Wilhelm column: Wonder no more why we call them ‘concentration camps’
In a recent letter to the Post Independent, titled “Detention centers are not concentration camps” (Marc Adler, 7/19), a well-intentioned gentleman expressed that words are powerful and should be chosen wisely.
His letter questioned my use of the term “concentration camps” in regards to the historical context of the Holocaust. Further, he asked me what I would say to any of the Holocaust survivors alive today.
When speaking to a Holocaust survivor, I would first apologize. Being of German heritage, I feel shame for the Holocaust, although my family had emigrated to the United States prior to the 20th century.
I would want to learn and take notes to preserve so much of their story and the trials and tribulations they went through and any pain they continue to carry to this day. I would engage in a conversation to find out what their opinion is on the actions of the Trump administration, and their opinion on the use of the term “concentration camps.”
I am sure we would agree that no matter what we call these places, they shouldn’t exist.
I choose my words very carefully. Mr. Adler is correct; words are powerful a can be a useful tool when making a point.
The term concentration camp is not limited to the Holocaust.
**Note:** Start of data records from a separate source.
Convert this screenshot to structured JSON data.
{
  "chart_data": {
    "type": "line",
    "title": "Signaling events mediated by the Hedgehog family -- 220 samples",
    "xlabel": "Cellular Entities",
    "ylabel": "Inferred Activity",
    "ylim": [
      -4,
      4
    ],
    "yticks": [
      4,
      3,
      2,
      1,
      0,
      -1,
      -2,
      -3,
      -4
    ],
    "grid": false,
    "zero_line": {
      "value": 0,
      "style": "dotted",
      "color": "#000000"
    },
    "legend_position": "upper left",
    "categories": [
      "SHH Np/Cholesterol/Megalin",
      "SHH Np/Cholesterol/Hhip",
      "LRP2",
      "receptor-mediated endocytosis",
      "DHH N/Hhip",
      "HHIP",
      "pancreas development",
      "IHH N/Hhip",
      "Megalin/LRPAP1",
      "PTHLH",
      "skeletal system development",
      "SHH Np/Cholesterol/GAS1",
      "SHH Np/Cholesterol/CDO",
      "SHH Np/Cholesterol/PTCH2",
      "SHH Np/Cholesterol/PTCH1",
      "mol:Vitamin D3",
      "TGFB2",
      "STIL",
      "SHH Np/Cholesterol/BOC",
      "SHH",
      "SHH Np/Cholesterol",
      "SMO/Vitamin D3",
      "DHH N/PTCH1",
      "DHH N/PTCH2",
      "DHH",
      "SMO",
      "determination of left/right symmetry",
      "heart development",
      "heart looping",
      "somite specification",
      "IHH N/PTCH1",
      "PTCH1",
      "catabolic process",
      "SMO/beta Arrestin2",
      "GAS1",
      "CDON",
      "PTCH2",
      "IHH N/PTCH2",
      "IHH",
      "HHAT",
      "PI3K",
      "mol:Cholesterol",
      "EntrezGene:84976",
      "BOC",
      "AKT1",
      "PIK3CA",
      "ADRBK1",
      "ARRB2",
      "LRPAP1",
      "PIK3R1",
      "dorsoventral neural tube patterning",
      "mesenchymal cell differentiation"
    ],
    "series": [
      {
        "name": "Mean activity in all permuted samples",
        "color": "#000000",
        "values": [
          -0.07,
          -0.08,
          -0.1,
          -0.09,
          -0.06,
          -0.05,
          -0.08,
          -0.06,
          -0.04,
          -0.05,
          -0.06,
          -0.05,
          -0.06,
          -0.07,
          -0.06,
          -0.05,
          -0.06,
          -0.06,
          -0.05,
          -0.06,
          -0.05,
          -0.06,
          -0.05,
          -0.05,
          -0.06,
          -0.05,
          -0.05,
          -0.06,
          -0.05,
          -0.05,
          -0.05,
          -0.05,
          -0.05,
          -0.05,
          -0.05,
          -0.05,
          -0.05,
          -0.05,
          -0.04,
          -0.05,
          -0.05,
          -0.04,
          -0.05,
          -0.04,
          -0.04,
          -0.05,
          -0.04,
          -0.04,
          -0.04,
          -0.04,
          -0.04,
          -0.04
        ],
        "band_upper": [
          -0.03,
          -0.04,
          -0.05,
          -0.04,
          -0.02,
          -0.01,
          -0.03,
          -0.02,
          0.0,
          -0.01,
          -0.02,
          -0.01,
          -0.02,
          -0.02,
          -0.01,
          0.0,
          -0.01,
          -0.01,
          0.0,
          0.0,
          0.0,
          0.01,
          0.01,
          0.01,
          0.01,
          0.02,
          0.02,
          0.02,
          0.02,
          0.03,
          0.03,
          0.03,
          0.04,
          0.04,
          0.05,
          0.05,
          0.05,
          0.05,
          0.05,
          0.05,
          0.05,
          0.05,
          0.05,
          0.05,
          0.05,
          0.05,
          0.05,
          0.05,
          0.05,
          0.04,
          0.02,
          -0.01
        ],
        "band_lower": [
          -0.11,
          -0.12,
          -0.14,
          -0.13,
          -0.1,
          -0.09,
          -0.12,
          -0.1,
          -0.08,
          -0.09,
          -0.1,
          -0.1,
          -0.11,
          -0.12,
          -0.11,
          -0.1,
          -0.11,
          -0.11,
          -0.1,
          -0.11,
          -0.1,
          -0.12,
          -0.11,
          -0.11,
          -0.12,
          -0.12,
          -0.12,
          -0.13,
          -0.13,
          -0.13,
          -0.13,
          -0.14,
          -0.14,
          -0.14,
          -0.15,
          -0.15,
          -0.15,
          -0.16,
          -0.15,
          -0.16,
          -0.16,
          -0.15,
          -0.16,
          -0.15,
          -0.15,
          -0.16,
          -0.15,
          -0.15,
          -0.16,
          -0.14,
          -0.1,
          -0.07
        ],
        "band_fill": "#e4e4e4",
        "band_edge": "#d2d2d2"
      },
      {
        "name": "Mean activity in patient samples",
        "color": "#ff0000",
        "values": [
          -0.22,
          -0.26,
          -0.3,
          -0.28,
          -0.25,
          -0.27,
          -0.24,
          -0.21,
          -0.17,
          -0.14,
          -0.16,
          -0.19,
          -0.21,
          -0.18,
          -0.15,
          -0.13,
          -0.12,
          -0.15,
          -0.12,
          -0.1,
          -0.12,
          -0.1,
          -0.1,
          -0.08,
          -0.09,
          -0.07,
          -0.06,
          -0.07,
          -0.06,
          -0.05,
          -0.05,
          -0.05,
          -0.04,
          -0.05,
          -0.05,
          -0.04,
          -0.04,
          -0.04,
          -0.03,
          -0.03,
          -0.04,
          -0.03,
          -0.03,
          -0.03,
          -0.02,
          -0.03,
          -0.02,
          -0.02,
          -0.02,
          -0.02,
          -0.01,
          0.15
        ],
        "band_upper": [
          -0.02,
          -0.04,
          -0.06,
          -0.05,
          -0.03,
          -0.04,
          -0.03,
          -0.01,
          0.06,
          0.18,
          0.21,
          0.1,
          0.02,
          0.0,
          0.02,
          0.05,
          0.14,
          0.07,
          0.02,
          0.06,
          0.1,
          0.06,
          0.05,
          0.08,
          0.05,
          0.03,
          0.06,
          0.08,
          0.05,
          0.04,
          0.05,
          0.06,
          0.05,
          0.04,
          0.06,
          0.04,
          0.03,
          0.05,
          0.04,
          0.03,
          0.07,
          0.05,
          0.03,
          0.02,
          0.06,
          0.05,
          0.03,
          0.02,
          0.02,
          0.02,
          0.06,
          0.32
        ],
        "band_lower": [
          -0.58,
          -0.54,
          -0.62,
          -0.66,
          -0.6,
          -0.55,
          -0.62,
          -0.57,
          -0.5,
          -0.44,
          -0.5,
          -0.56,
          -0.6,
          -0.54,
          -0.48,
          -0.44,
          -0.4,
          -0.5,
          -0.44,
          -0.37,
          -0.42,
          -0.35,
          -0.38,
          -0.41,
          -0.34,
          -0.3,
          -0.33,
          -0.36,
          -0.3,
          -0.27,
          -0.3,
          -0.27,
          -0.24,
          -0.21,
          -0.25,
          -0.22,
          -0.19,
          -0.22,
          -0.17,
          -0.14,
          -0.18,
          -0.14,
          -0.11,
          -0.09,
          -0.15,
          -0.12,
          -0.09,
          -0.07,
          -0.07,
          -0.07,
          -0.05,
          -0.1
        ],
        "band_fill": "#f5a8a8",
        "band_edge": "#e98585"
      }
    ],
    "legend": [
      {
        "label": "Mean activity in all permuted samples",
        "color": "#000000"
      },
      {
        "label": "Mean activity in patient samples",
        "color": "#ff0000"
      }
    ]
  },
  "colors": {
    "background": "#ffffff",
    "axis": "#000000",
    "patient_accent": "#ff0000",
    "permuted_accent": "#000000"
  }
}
In fact, there have been concentration camps in this very country: during World War II, between 110,000 and 120,000 Japanese American’s were held in concentration camps in the United States.
You may object to the use of the term, but the American Jewish Committee in 1998 issued the following statement:
“A concentration camp is a place where people are imprisoned not because of any crimes they have committed, but simply because of who they are. Although many groups have been singled out for such persecution throughout history, the term ‘concentration camp’ was first used at the turn of the [20th] century in the Spanish American and Boer Wars.
“During World War II, America’s concentration camps were clearly distinguishable from Nazi Germany’s. Nazi camps were places of torture, barbarous medical experiments and summary executions. Some were extermination centers with gas chambers.
“Six million Jews were slaughtered in the Holocaust. Many others, including Gypsies, Poles, homosexuals and political dissidents were also victims of the Nazi concentration camps.
“In recent years, concentration camps have existed in the former Soviet Union, Cambodia and Bosnia. Despite differences, all had one thing in common: The people in power removed a minority group from the general population and the rest of society let it happen.”
Yes, one of the major Jewish organizations in our country uses the term concentration camps not just for those that existed during the Holocaust, but for those in the United States, the Soviet Union, Cambodia and Bosnia.
Now, for the important part.
We can continue to argue semantics and what to call these terrible fenced-in properties where people as young as infants are being held against their will in inhumane conditions, or we can follow the lead of the Never Again Action organization. This is a group of young Jewish people who don’t care what these places are called — they only care about ending this inhumane treatment of undocumented immigrants.
For them, there are clear and painful parallels between their relatives’ past and the present treatment of undocumented immigrants. These people are taking action.
Instead of arguing over what to call these inhumane centers we — those of us with morals and ethics — who oppose the racist policies of the Trump administration, need to stand up and be heard.
We need to stand up and make known that we will not let this administration continue its racist policies — policies that detain legal asylum seekers and undocumented immigrants in inhumane conditions, simply because they had the audacity to want to give their children a better life.
Colin Wilhelm is an attorney practicing in Glenwood Springs and a 2018 candidate for the Colorado House of Representatives.